За дверью первое — запахи! тёплые, радостные запахи, и с остротой, и с густым пивным духом. Три соединённых помещения, да просто три комнаты, одна на Никитскую, одна — в глухой двор, куда и повернули они. Котя толканул Саню в бок: сидел у пива и воблы известный университетский профессор с естественного факультета, и студенты с ним. В нескольких местах — офицеры, а то — вроде адвокатов. И нигде ни одной женщины, заповедник мужского досуга. Видно по пустым бутылкам, не убираемым для счёта, что сидели тут часами многими и объяснялись до конца. Читали и газеты, журналы разложенные. Подхватил на ходу Котя “Ниву”, Саня — “Русское Слово”. Выбрали столик у окна в глухое нагромождение пивных ящиков.

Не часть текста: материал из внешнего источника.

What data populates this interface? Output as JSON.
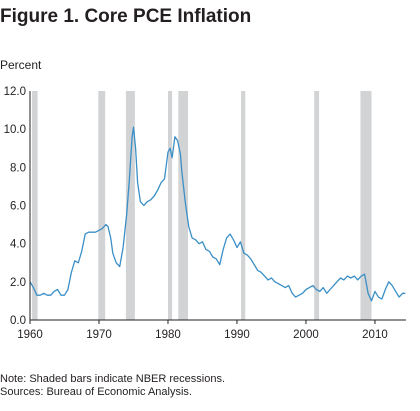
{
  "title": "Figure 1. Core PCE Inflation",
  "y_unit_label": "Percent",
  "notes": [
    "Note: Shaded bars indicate NBER recessions.",
    "Sources: Bureau of Economic Analysis."
  ],
  "colors": {
    "line": "#3a8fc7",
    "recession": "#d1d3d4",
    "axis": "#231f20",
    "text": "#231f20"
  },
  "chart_data": {
    "type": "line",
    "title": "Figure 1. Core PCE Inflation",
    "ylabel": "Percent",
    "xlabel": "",
    "xlim": [
      1960,
      2014.5
    ],
    "ylim": [
      0,
      12
    ],
    "x_ticks": [
      "1960",
      "1970",
      "1980",
      "1990",
      "2000",
      "2010"
    ],
    "y_ticks": [
      "0.0",
      "2.0",
      "4.0",
      "6.0",
      "8.0",
      "10.0",
      "12.0"
    ],
    "grid": false,
    "recessions": [
      [
        1960.3,
        1961.1
      ],
      [
        1969.9,
        1970.9
      ],
      [
        1973.9,
        1975.2
      ],
      [
        1980.0,
        1980.6
      ],
      [
        1981.5,
        1982.9
      ],
      [
        1990.6,
        1991.2
      ],
      [
        2001.2,
        2001.9
      ],
      [
        2007.9,
        2009.5
      ]
    ],
    "series": [
      {
        "name": "",
        "x": [
          1960.0,
          1960.5,
          1961.0,
          1961.5,
          1962.0,
          1962.5,
          1963.0,
          1963.5,
          1964.0,
          1964.5,
          1965.0,
          1965.5,
          1966.0,
          1966.5,
          1967.0,
          1967.5,
          1968.0,
          1968.5,
          1969.0,
          1969.5,
          1970.0,
          1970.5,
          1971.0,
          1971.3,
          1971.7,
          1972.0,
          1972.5,
          1973.0,
          1973.5,
          1974.0,
          1974.4,
          1974.8,
          1975.0,
          1975.3,
          1975.6,
          1976.0,
          1976.5,
          1977.0,
          1977.5,
          1978.0,
          1978.5,
          1979.0,
          1979.5,
          1980.0,
          1980.3,
          1980.6,
          1981.0,
          1981.4,
          1981.8,
          1982.0,
          1982.5,
          1983.0,
          1983.5,
          1984.0,
          1984.5,
          1985.0,
          1985.5,
          1986.0,
          1986.5,
          1987.0,
          1987.5,
          1988.0,
          1988.5,
          1989.0,
          1989.5,
          1990.0,
          1990.5,
          1991.0,
          1991.5,
          1992.0,
          1992.5,
          1993.0,
          1993.5,
          1994.0,
          1994.5,
          1995.0,
          1995.5,
          1996.0,
          1996.5,
          1997.0,
          1997.5,
          1998.0,
          1998.5,
          1999.0,
          1999.5,
          2000.0,
          2000.5,
          2001.0,
          2001.5,
          2002.0,
          2002.5,
          2003.0,
          2003.5,
          2004.0,
          2004.5,
          2005.0,
          2005.5,
          2006.0,
          2006.5,
          2007.0,
          2007.5,
          2008.0,
          2008.5,
          2009.0,
          2009.5,
          2010.0,
          2010.5,
          2011.0,
          2011.5,
          2012.0,
          2012.5,
          2013.0,
          2013.5,
          2014.0,
          2014.4
        ],
        "y": [
          2.0,
          1.7,
          1.3,
          1.3,
          1.4,
          1.3,
          1.3,
          1.5,
          1.6,
          1.3,
          1.3,
          1.6,
          2.5,
          3.1,
          3.0,
          3.6,
          4.5,
          4.6,
          4.6,
          4.6,
          4.7,
          4.8,
          5.0,
          4.9,
          4.3,
          3.5,
          3.0,
          2.8,
          3.8,
          5.5,
          7.3,
          9.6,
          10.1,
          9.0,
          7.2,
          6.2,
          6.0,
          6.2,
          6.3,
          6.5,
          6.8,
          7.2,
          7.4,
          8.8,
          9.0,
          8.5,
          9.6,
          9.4,
          8.7,
          7.8,
          6.2,
          4.9,
          4.3,
          4.2,
          4.0,
          4.1,
          3.7,
          3.6,
          3.3,
          3.2,
          2.9,
          3.7,
          4.3,
          4.5,
          4.2,
          3.8,
          4.1,
          3.5,
          3.4,
          3.2,
          2.9,
          2.6,
          2.5,
          2.3,
          2.1,
          2.2,
          2.0,
          1.9,
          1.8,
          1.7,
          1.8,
          1.4,
          1.2,
          1.3,
          1.4,
          1.6,
          1.7,
          1.8,
          1.6,
          1.5,
          1.7,
          1.4,
          1.6,
          1.8,
          2.0,
          2.2,
          2.1,
          2.3,
          2.2,
          2.3,
          2.1,
          2.3,
          2.4,
          1.4,
          1.0,
          1.5,
          1.2,
          1.1,
          1.6,
          2.0,
          1.8,
          1.5,
          1.2,
          1.4,
          1.4
        ]
      }
    ]
  }
}
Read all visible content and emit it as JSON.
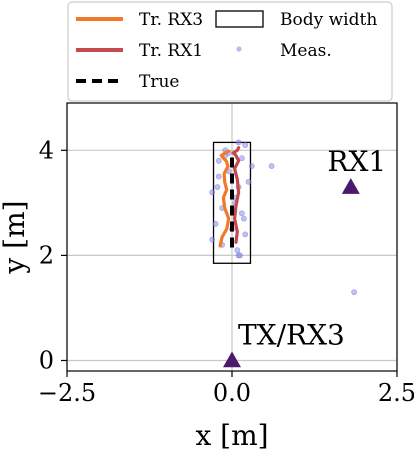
{
  "chart_data": {
    "type": "line",
    "xlabel": "x [m]",
    "ylabel": "y [m]",
    "xlim": [
      -2.5,
      2.5
    ],
    "ylim": [
      -0.2,
      4.9
    ],
    "x_ticks": [
      {
        "value": -2.5,
        "label": "−2.5"
      },
      {
        "value": 0.0,
        "label": "0.0"
      },
      {
        "value": 2.5,
        "label": "2.5"
      }
    ],
    "y_ticks": [
      {
        "value": 0,
        "label": "0"
      },
      {
        "value": 2,
        "label": "2"
      },
      {
        "value": 4,
        "label": "4"
      }
    ],
    "grid": true,
    "legend": {
      "placement": "top",
      "entries": [
        {
          "key": "tr_rx3",
          "label": "Tr. RX3",
          "kind": "line",
          "color": "#f07a2a"
        },
        {
          "key": "body",
          "label": "Body width",
          "kind": "rect",
          "color": "#000000"
        },
        {
          "key": "tr_rx1",
          "label": "Tr. RX1",
          "kind": "line",
          "color": "#c44a4f"
        },
        {
          "key": "meas",
          "label": "Meas.",
          "kind": "marker",
          "color": "#8c8ce8"
        },
        {
          "key": "true",
          "label": "True",
          "kind": "dashed",
          "color": "#000000"
        }
      ]
    },
    "body_width": {
      "x0": -0.28,
      "x1": 0.28,
      "y0": 1.85,
      "y1": 4.15
    },
    "true_path": {
      "x": [
        0.0,
        0.0
      ],
      "y": [
        2.15,
        3.95
      ],
      "color": "#000000"
    },
    "series": [
      {
        "name": "Tr. RX3",
        "color": "#f07a2a",
        "x": [
          -0.18,
          -0.15,
          -0.08,
          -0.05,
          -0.11,
          -0.13,
          -0.08,
          -0.11,
          -0.12,
          -0.06,
          -0.09,
          -0.13,
          -0.16,
          -0.1,
          -0.05
        ],
        "y": [
          2.18,
          2.35,
          2.5,
          2.7,
          2.9,
          3.1,
          3.25,
          3.4,
          3.55,
          3.7,
          3.8,
          3.85,
          3.9,
          3.95,
          3.98
        ]
      },
      {
        "name": "Tr. RX1",
        "color": "#c44a4f",
        "x": [
          0.06,
          0.08,
          0.04,
          0.06,
          0.1,
          0.08,
          0.04,
          0.1,
          0.06,
          0.02,
          0.08,
          0.1
        ],
        "y": [
          2.25,
          2.45,
          2.7,
          2.95,
          3.2,
          3.45,
          3.65,
          3.8,
          3.9,
          3.95,
          4.0,
          4.05
        ]
      }
    ],
    "measurements": {
      "color": "#8c8ce8",
      "x": [
        -0.3,
        -0.25,
        -0.15,
        0.05,
        0.1,
        -0.2,
        0.3,
        -0.1,
        0.2,
        -0.3,
        0.0,
        0.15,
        -0.05,
        0.25,
        -0.15,
        0.1,
        0.05,
        -0.2,
        0.2,
        -0.1,
        0.6,
        0.1,
        0.15,
        0.12,
        -0.05,
        0.08,
        -0.22,
        0.18,
        1.85
      ],
      "y": [
        2.3,
        2.6,
        2.9,
        3.1,
        3.3,
        3.5,
        3.7,
        3.9,
        4.1,
        3.2,
        2.5,
        2.8,
        3.6,
        3.4,
        2.2,
        2.0,
        3.0,
        3.8,
        2.4,
        4.0,
        3.7,
        4.15,
        3.85,
        2.0,
        3.95,
        2.1,
        3.3,
        2.7,
        1.3
      ]
    },
    "points": [
      {
        "key": "rx1",
        "label": "RX1",
        "x": 1.8,
        "y": 3.3,
        "color": "#4b1a6e"
      },
      {
        "key": "txrx3",
        "label": "TX/RX3",
        "x": 0.0,
        "y": 0.0,
        "color": "#4b1a6e"
      }
    ]
  }
}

— До сих пор всё хорошо, — просматривал Саня. — Наступаем и в Австрии, и в Пруссии, везде удачно.

— Слушайте, слушайте! — громко объявил Котя. — Приказ войскам военного министра лорда Китченера: “Обращайтесь с женщинами вежливо, но избегайте близости с ними!” А? О чём заботятся!.. А?..

Хохотал оглушительно, да правда же смешно. Тут и другие шумели, смеялись, не тихо было в пивной. Да и есть уже очень хотелось, раздразнилось, и выпить неплохо, всё кстати.

— Так, молодые люди, селянку, котлеты, что будете? — спрашивал одолжительный старик. — А вы против мяса не возражаете? — заботливо к Сане.

— Селянку! Обоим! — определял Котя.

Селянку проносили — ароматный парок, сложный ласкающий запах.

И Варсонофьев заказал две.

— А вам, Павел Иваныч?

Варсонофьев выставил длинный белый палец свечою:

— В вашем возрасте удовольствие — поесть, в моём удовольствие — ограничиться.

— Да сколько ж вам, Павел Иваныч?

— Да считайте кругло пятьдесят пять.

По седине, по впадинам лица, они ожидали больше, но и пятьдесят пять немало, не возражали. А заказ давал, и пиво разливал, и заедал мочёным горохом Павел Иваныч со вкусом. И спрашивал Саню:

— И что же вас с графом Толстым разъединило?

Саня — не сразу отвечать. Сперва подумать, как же верней. Он вообще не спешил. Котя за него решительно:

— Телега!

— Телега?

Саня ещё подумал, кивнул:

— Да. Это, знаете, какой-то грамотный крестьянин послал Толстому письмо. Что, мол, государство наше — перекувырнутая телега, а такую телегу очень трудно, неудобно тянуть, так — доколе рабочему народу её тянуть? не пора ли её на колёса поставить? И Толстой ответил: на колёса поставите — и сразу в неё переворачиватели же и налезут, и заставят себя везти, и легче вам не станет. Но что ж тогда делать?

Саня виновато смотрел, не слишком ли долго собой занимает. Нет, Павел Иваныч — слушал, не тяготясь.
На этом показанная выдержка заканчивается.